Your installation is now deleted.

Installing PAS Fails

If the DNS information for the PCF VM becomes incorrect after BOSH Director has been installed, installing PAS with Pivotal Operations Manager fails at the “Verifying app push” step.

To resolve this issue, correct the DNS settings in the PCF Virtual Machine properties.

Ops Manager Hangs During MicroBOSH Install or HAProxy States “IP Address Already Taken”

During an Ops Manager installation, you might receive the following errors:

  • The Ops Manager GUI shows that the installation stops at the “Setting MicroBOSH deployment manifest” task.
  • When you set the IP address for the HAProxy, the “IP Address Already Taken” message appears.

When you install Ops Manager, you assign it an IP address. Ops Manager then takes the next two consecutive IP addresses, assigns the first to MicroBOSH, and reserves the second. For example:

203.0.113.1 - Ops Manager (User assigned)
203.0.113.2 - MicroBOSH (Ops Manager assigned)
203.0.113.3 - Reserved (Ops Manager reserved)

To resolve this issue, ensure that the next two subsequent IP addresses from the manually assigned address are unassigned.

Poor PCF Performance

If you notice poor network performance by your PCF deployment and your deployment uses a Network Address Translation (NAT) gateway, your NAT gateway may be under-resourced.

Troubleshoot

To troubleshoot the issue, set a custom firewall rule in your IaaS console to route traffic originating from your private network directly to an S3-compatible object store.

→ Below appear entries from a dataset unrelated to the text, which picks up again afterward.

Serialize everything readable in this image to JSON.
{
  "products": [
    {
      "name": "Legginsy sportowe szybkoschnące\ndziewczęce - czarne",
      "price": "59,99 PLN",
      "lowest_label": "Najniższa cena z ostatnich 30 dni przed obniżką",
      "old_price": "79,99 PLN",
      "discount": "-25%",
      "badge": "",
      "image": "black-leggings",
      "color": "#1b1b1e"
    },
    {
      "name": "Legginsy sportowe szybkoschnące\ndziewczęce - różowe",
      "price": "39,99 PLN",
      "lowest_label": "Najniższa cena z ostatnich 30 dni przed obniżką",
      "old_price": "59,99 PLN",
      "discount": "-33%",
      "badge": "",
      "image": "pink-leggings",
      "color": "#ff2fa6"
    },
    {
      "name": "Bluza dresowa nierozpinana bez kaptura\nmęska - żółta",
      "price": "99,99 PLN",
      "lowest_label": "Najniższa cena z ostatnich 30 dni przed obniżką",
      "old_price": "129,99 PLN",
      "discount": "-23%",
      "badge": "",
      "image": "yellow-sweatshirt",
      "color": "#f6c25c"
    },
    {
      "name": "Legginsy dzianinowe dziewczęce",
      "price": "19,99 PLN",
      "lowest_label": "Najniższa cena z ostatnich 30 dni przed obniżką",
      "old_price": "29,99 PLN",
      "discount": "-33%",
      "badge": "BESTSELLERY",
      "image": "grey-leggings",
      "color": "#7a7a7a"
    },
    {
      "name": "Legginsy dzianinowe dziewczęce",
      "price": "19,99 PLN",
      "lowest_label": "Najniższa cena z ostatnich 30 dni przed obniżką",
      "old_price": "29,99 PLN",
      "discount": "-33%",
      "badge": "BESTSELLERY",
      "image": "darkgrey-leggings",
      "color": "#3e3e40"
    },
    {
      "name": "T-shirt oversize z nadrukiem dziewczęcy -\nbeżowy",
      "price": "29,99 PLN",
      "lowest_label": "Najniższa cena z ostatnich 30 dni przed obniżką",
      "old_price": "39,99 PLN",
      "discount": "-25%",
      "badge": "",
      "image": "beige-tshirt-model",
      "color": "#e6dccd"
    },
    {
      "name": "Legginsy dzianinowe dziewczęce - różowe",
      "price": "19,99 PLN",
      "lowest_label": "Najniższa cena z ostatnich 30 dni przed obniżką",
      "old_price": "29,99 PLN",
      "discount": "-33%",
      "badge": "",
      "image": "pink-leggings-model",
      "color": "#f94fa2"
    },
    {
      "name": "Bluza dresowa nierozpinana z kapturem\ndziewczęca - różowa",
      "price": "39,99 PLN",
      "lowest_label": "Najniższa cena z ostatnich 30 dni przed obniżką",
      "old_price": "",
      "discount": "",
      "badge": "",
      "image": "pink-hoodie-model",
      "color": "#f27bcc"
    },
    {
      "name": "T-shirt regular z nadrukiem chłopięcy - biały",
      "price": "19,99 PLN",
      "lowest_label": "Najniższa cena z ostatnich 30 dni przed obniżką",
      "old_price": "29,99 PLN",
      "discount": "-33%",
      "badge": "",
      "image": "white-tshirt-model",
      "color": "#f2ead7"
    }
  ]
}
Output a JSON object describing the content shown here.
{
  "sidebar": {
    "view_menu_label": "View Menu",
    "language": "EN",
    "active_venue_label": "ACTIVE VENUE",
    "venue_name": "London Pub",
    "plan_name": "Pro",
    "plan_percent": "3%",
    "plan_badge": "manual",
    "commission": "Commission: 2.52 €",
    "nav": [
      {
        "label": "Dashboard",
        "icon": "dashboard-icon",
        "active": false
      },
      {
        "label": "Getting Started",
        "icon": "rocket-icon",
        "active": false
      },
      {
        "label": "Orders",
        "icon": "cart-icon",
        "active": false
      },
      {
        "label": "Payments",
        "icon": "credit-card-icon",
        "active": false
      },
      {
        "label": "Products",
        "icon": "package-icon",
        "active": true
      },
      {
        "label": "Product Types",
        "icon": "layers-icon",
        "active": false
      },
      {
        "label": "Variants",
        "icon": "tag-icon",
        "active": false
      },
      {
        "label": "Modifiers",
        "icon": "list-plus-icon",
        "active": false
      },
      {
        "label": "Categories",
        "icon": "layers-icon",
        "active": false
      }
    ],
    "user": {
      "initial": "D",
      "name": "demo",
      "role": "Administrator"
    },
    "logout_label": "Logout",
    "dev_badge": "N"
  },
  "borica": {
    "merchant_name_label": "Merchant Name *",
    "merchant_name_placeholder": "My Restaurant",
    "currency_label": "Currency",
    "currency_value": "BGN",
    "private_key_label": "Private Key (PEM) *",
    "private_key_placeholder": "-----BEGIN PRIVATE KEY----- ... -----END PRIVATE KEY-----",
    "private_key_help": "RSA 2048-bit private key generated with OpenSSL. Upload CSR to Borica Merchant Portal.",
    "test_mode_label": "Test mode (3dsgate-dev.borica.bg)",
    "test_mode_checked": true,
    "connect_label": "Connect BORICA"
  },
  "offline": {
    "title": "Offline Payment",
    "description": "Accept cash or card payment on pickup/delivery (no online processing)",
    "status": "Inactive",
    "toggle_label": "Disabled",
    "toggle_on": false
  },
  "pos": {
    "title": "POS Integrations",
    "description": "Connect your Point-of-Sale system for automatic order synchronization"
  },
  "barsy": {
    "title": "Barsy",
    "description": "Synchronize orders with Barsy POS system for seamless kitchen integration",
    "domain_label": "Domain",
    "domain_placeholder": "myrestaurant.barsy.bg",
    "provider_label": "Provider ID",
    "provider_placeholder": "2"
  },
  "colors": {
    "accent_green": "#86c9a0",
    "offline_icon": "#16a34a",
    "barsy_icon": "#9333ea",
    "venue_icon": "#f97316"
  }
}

If you see decreased average latency and improved network performance, perform the solution below to scale up your NAT gateway.

Scale Up Your NAT Gateway

Perform the following steps to scale up your NAT gateway:

  1. Navigate to your IaaS console.
  2. Spin up a new NAT gateway of a larger VM size than your previous NAT gateway.
  3. Change the routes to direct traffic through the new NAT gateway.
  4. Spin down the old NAT gateway.

The specific procedures will vary depending on your IaaS. Consult your IaaS documentation for more information.

Common Issues Caused by Firewalls

This section describes various issues you might encounter when installing PAS in an environment that uses a strong firewall.

DNS Resolution Fails

When you install PCF in an environment that uses a strong firewall, the firewall might block DNS resolution. To resolve this issue, refer to the Troubleshooting DNS Resolution Issues section of the Preparing Your Firewall for Deploying PCF topic.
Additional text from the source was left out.